Oct 20 2010
Siluria Technologies, the first company with technology for direct, cost-effective conversion of natural gas into chemicals, materials, and fuels, announced the close of its Series A round of funding.
The investment allows the company to optimize its groundbreaking natural-gas-to-materials platform to meet the performance levels required for commercialization. Its technology to create materials from natural gas will first target the $160 billion annual market for ethylene, the world’s largest commodity chemical.
Siluria’s investors include Alloy Ventures, ARCH Venture Partners, Kleiner Perkins Caufield & Byers, Altitude Life Science Ventures, Lux Capital, and a strategic investment from Presidio Ventures, the venture arm of global trading and operating firm Sumitomo Corporation. The total raised in the round comes to $13.3 million.
In tandem with this announcement, the company speaks today at Chemical Engineering magazine’s landmark event in Houston, ChemInnovations. Alex Tkachenko, president of Siluria, will present “A Cost-Advantaged Route for Converting Natural Gas to Chemicals” as part of a session dedicated to alternative chemical pathways from 3:45 to 4:35 p.m.
“With the right technology, natural gas becomes an essential partner to petroleum-based methods for materials manufacturing,” said Dr. Alex Tkachenko, president of Siluria. “This new funding will help Siluria drive cost and carbon out of the manufacturing supply chain while creating significant new market outlets for natural gas providers.”
In place of resource-intensive processes based on petroleum, the Siluria platform offers a more cost-effective process that is directly compatible with the same industrial chemical manufacturing equipment used today. This breakthrough is made possible by Siluria’s novel synthetic technology, which produces inorganic materials in the same way nature makes them: by growing metals and metal oxide crystals on a biological template. The technology offers unique ways to manipulate catalyst surfaces, thus improving catalyst performance in structure-sensitive reactions, such as selective oxidations of light alkanes to olefins and oxygenates.
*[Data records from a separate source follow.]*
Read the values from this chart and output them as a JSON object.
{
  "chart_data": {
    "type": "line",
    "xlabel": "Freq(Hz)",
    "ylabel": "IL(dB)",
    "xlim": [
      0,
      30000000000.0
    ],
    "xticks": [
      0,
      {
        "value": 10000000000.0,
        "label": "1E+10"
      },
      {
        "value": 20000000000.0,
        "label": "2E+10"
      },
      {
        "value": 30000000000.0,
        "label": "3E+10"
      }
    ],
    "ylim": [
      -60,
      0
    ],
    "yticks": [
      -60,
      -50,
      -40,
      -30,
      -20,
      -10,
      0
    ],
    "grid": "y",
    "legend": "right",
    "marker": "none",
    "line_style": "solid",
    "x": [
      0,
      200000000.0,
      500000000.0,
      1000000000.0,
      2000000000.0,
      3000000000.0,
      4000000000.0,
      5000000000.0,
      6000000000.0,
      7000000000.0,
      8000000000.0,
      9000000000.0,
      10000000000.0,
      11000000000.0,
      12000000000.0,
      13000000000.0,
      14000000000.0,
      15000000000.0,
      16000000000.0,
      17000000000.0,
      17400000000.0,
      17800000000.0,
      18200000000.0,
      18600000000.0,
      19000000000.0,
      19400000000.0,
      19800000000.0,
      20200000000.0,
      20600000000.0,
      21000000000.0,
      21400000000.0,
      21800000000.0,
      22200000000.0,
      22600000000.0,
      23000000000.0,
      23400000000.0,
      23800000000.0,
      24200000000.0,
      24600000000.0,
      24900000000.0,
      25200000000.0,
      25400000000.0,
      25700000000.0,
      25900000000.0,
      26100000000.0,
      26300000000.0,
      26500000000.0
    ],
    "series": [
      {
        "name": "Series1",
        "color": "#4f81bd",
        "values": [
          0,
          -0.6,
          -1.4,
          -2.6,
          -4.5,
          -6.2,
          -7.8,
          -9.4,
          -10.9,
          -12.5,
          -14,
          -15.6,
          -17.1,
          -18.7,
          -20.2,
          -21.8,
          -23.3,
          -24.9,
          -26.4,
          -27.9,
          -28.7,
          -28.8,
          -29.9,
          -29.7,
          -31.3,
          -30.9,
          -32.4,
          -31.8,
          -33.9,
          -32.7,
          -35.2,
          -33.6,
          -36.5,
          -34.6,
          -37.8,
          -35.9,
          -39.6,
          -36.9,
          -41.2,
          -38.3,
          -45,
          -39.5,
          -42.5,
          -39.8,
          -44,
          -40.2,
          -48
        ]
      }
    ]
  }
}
This enables Siluria to optimize a chemical manufacturing process which many have tried to crack: methane activation.
“Siluria is pursuing the greatest challenge of efficient manufacturing – the ability to produce chemicals and fuels from natural gas, a cheaper, more abundant resource than oil,” said Sam Weinberger, advisor to Siluria and former Business Team Leader of ExxonMobil’s North American ethylene business. “By working within existing infrastructure, we can drive tens of billions of dollars in savings and a lower carbon way to produce the baby bottles, LCDs, housing materials and medical devices that enable modern life.”
Natural gas is the most abundant domestic resource in the United States with near zero import requirements. Siluria’s ethylene process leverages natural gas as a primary feedstock at a 40-60 percent lower price point compared to petroleum1. This innovative use of methane for chemical manufacturing presents significant new market possibilities for natural gas providers beyond electricity.
As Siluria optimizes its platform, the company will evaluate demonstration-scale partnerships with chemical manufacturers seeking greater supply chain flexibility and stability; natural gas providers seeking to increase their asset value; and plastic manufactures seeking to reduce the carbon footprint of their products across the supply chain from the first molecule to the store shelf.